Fui a la policía, a la fiscalía, a donde se supone que uno va a pedir ayuda.

Pero sus manos estaban manchadas de dinero sucio.

Nadie me escuchó.

Mis denuncias se perdieron en un mar de papeles, y por atreverme a levantar la voz, también me golpearon.

Me humillaron.

Me dejaron claro que yo no era nadie, que mi dolor no importaba.

Desesperada, con el corazón hecho pedazos, recordé el último legado de mi padre.

No solo la placa, sino todas sus condecoraciones, cada una un testimonio de su vida dedicada a la justicia.

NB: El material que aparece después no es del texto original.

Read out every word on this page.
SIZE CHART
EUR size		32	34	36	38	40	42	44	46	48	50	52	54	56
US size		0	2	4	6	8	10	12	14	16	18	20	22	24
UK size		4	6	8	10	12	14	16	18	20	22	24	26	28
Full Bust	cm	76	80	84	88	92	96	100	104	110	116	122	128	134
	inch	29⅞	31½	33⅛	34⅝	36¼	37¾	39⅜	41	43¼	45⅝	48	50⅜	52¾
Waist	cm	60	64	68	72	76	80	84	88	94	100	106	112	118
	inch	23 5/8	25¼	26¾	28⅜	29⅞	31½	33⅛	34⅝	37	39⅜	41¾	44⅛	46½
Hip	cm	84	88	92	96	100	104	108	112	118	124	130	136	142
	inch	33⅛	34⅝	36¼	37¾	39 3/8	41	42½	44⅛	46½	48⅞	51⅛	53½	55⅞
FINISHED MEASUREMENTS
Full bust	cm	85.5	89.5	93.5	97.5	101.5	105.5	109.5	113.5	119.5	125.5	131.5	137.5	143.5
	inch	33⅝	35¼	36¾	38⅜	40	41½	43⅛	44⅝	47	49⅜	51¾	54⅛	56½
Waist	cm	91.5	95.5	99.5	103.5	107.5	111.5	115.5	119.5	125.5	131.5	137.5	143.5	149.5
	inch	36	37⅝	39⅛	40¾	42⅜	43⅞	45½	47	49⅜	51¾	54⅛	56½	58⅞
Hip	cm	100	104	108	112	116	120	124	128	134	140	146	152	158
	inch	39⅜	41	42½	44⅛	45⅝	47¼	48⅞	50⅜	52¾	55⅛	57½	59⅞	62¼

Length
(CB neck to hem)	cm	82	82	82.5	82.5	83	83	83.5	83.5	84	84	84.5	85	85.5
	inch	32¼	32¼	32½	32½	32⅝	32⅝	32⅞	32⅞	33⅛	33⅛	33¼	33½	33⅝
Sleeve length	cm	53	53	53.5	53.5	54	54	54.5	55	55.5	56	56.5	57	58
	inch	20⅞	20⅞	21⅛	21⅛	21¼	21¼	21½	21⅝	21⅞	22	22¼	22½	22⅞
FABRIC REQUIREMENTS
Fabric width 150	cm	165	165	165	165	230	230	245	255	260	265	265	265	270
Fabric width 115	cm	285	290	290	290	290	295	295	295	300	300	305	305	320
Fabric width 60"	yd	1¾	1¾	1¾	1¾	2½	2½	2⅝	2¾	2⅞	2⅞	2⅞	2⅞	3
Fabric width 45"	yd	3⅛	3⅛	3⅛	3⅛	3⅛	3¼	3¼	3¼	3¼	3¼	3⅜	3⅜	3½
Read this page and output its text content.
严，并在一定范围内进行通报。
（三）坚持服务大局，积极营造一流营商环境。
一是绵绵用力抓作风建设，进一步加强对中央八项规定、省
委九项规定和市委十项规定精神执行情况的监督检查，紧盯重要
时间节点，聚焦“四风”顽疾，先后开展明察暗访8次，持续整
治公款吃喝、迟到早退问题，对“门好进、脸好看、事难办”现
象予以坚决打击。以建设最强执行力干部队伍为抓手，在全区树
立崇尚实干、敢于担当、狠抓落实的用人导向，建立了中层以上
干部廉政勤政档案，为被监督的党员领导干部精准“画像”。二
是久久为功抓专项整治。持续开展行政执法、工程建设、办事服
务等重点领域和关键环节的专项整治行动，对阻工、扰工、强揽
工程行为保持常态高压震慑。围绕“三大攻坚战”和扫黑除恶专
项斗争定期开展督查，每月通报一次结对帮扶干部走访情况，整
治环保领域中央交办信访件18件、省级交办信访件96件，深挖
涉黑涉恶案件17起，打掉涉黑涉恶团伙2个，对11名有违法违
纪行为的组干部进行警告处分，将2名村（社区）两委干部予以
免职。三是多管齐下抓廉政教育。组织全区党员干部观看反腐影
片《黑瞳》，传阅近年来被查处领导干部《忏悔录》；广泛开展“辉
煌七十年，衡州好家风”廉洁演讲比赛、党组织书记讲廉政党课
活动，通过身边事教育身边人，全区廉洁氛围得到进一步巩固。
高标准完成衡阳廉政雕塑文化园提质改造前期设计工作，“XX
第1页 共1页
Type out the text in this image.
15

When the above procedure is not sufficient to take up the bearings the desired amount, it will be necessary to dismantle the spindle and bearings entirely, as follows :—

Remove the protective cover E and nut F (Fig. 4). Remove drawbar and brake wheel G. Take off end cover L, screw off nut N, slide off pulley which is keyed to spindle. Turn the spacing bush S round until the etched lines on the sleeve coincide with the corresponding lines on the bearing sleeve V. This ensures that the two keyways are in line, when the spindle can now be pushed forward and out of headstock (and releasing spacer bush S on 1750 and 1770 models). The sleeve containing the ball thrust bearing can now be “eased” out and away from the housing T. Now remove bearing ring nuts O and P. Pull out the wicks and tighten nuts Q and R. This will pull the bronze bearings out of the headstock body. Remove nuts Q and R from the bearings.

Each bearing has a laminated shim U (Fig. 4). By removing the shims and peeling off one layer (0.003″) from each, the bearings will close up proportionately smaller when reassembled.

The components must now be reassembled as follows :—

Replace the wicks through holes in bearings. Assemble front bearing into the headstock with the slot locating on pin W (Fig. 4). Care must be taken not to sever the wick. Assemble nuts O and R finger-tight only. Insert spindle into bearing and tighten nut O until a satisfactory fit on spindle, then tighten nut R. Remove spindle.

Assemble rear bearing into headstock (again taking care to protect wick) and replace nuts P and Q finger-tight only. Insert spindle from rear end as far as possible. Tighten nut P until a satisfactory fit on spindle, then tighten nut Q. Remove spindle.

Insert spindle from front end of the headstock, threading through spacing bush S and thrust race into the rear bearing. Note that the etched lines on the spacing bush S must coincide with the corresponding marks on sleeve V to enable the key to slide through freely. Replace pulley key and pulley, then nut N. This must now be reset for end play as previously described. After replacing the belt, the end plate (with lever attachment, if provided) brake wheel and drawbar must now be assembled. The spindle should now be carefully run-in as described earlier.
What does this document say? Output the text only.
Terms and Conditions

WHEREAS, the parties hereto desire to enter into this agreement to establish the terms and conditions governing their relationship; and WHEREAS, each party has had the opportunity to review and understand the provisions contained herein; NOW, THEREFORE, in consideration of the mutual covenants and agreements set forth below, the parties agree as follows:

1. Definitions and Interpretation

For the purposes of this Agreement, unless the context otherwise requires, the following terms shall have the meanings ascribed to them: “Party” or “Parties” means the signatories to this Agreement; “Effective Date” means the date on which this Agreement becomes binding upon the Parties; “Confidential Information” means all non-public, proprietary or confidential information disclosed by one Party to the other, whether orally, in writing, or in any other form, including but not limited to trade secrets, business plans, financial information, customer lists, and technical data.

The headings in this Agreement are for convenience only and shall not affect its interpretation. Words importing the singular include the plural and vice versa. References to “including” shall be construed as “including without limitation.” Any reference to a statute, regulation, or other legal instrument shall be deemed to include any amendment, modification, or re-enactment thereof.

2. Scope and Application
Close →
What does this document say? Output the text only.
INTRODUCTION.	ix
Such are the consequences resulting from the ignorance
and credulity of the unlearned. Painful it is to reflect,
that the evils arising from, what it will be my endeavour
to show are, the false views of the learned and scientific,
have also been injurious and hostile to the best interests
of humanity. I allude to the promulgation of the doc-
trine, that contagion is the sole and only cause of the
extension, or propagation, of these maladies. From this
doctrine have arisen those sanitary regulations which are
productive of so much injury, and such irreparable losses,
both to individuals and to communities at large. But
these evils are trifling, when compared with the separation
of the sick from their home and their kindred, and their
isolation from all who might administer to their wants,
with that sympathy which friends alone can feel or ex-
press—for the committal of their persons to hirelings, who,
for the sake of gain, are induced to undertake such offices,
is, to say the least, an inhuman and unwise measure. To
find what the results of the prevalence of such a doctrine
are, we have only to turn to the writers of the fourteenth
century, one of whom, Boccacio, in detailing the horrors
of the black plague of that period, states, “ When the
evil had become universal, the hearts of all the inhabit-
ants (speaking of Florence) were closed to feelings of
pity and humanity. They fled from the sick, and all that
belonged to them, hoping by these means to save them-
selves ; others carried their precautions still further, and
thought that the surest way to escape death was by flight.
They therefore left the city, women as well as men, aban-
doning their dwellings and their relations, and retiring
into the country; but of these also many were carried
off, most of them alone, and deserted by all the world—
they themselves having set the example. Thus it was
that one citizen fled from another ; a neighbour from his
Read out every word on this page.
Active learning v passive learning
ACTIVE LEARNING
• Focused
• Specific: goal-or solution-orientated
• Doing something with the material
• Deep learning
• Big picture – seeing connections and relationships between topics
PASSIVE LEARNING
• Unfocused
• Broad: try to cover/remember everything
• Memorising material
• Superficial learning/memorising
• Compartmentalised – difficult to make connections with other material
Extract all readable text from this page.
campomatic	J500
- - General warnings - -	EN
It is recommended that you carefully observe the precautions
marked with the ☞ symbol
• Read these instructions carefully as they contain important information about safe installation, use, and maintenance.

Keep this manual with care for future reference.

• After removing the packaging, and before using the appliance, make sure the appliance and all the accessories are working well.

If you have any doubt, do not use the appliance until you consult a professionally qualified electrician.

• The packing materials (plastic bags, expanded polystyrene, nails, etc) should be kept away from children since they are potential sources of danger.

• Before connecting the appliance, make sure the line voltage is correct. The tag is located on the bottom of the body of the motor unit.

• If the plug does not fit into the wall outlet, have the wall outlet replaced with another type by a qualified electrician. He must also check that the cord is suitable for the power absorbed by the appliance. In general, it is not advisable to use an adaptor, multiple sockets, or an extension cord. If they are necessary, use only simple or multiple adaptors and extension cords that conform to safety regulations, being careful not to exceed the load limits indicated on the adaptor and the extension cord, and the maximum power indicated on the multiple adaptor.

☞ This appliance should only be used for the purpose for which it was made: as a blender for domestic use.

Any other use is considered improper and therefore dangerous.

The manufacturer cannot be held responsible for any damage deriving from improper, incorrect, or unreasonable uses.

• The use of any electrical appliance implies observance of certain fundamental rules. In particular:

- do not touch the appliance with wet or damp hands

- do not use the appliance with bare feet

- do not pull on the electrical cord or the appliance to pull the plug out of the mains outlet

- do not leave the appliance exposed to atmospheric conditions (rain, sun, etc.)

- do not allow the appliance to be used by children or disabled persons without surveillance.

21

Con el cuerpo adolorido y el alma rota, cargué a Miguel en mis brazos, su cuerpo frágil y casi sin vida, y me arrodillé a las puertas de la fiscalía.

Aferré las medallas de mi padre contra mi pecho, su brillo opaco bajo el sol inclemente, mi última esperanza.

Los criminales no tardaron en llegar, riéndose, burlándose de mi patético espectáculo.

"Danos esas baratijas", dijo uno de ellos, su voz un gruñido.

Intentaron arrebatármelas, amenazaron con terminar lo que empezaron, con apagar la pequeña llama de la vida de Miguel para siempre.

Y justo entonces, cuando toda esperanza parecía perdida, las enormes puertas de la fiscalía se abrieron.

Un hombre alto, de cabello cano y mirada firme, salió.

Era un fiscal respetado, un antiguo colega de mi padre.

Nos vio, a mí arrodillada en el suelo, a Miguel moribundo en mis brazos, a los criminales rodeándonos como buitres.

Su rostro se endureció.

"Suelten a esa mujer", ordenó, su voz resonando con una autoridad que no admitía réplicas.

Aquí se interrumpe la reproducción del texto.